When he handily won a primary to run for the National Assembly, Enzo Scarano hoped to be part of a wave carrying the opposition to a legislative majority that would alter the political balance in Venezuela. But when a government agency stripped him of his right to hold public office, scuttling his candidacy, he found himself caught up in a different kind of wave — of government measures that appear aimed at weakening the opposition ahead of a make-or-break legislative election in December. “It was a message to the Venezuelan people: ‘Look, we can do whatever we want,’ ” Mr. Scarano said of the move to bar him and at least eight other prominent politicians and activists from running for office. He said the goal was “to discourage people from voting and to create an internal conflict” in the opposition’s Democratic Unity coalition.
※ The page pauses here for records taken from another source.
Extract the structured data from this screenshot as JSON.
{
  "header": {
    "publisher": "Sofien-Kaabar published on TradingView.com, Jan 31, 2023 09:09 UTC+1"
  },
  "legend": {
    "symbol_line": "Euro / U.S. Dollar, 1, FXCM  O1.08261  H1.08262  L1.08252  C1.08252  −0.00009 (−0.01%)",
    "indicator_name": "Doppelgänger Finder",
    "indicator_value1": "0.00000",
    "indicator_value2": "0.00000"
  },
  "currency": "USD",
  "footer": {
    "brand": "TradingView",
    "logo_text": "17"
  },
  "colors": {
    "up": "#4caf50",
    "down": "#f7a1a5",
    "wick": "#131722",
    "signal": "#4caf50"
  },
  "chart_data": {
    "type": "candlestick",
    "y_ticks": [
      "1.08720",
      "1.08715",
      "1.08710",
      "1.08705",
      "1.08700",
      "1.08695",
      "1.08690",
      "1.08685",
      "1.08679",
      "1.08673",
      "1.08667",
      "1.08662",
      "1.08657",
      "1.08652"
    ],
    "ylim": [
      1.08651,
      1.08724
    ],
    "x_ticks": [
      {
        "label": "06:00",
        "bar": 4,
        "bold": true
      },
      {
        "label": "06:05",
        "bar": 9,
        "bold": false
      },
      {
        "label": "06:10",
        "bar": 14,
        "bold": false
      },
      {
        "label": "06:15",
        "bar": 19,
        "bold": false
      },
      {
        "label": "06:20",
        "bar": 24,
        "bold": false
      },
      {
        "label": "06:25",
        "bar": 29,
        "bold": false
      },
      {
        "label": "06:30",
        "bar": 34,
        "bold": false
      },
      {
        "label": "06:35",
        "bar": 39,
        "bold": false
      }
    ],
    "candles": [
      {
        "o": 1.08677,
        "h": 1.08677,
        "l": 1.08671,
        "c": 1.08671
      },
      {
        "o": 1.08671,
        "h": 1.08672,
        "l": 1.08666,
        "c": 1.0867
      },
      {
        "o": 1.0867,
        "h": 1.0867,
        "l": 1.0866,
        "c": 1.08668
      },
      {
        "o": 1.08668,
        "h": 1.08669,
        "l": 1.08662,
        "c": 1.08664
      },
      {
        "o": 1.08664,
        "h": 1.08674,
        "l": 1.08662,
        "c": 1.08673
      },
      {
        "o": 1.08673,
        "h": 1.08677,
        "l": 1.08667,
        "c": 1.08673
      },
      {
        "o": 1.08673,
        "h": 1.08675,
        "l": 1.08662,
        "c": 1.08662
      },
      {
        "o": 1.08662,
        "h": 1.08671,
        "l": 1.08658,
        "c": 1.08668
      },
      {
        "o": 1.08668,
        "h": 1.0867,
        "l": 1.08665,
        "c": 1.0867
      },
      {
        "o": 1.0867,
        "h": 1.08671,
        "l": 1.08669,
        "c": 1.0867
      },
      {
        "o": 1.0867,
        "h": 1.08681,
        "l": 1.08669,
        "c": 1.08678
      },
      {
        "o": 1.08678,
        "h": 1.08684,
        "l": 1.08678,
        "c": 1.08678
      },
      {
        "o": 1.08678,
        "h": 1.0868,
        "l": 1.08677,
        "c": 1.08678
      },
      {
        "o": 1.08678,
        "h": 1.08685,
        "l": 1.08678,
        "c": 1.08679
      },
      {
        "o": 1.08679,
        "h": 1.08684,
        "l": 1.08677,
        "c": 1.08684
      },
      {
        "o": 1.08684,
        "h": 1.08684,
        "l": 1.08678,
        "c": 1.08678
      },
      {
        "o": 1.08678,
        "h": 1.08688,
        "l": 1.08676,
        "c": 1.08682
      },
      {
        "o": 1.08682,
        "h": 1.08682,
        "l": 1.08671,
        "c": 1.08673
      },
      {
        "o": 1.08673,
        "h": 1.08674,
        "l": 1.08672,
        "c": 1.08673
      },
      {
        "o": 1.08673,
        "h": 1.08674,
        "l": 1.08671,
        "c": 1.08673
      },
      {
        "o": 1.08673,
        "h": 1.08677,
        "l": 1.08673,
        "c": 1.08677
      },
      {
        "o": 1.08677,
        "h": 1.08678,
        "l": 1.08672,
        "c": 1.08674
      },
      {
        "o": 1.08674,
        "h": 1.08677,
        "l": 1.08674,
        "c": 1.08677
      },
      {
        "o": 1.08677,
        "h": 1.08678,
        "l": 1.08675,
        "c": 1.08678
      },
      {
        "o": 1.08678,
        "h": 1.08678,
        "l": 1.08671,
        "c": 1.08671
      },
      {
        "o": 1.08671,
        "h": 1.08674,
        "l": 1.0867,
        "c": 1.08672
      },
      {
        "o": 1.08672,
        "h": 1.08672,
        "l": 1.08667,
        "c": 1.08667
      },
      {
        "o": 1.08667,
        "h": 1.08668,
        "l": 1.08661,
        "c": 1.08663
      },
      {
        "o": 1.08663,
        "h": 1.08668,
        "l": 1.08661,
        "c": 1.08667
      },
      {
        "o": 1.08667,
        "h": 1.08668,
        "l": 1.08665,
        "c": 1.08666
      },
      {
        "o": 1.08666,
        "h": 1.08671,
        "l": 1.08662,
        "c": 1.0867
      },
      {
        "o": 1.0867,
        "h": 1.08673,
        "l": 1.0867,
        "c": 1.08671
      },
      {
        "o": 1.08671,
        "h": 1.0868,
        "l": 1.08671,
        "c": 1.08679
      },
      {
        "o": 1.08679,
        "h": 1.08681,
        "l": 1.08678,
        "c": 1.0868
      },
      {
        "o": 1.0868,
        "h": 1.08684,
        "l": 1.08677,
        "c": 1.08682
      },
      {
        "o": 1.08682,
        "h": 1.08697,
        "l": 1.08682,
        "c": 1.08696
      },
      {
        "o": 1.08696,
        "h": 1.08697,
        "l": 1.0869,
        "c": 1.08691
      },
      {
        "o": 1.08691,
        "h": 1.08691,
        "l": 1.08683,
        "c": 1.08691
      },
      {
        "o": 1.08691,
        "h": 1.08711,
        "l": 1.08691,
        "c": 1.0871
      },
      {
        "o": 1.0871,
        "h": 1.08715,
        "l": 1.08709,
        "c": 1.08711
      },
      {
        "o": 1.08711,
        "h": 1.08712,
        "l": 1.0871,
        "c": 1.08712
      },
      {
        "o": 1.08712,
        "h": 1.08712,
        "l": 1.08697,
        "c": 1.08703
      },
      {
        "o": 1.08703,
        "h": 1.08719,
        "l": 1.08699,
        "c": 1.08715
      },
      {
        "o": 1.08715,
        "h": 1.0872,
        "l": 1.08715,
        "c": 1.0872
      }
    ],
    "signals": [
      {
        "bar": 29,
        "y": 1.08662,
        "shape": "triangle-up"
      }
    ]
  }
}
Mr. Scarano, 52, who served for a decade as mayor in this opposition-dominated city, became a national figure last year after he was thrown in jail and removed from office on charges that he failed to stop protests against the leftist government of President Nicolás Maduro.
His 10-and-a-half-month sentence ended in February, and in May he won the primary to be the local congressional candidate for the opposition. But on July 15 the national controller’s office ruled that he was prohibited from holding public office for a year. The reason: The controller’s office said Mr. Scarano was late in filing a financial disclosure required of all public officials after they leave office.
Mr. Scarano said he filed the papers in time — the dispute centers on the date he was officially removed from office by the court. But even if he missed the deadline by a little less than three weeks, as the controller contends, he argued that he should have been fined, not lost his right to run for office.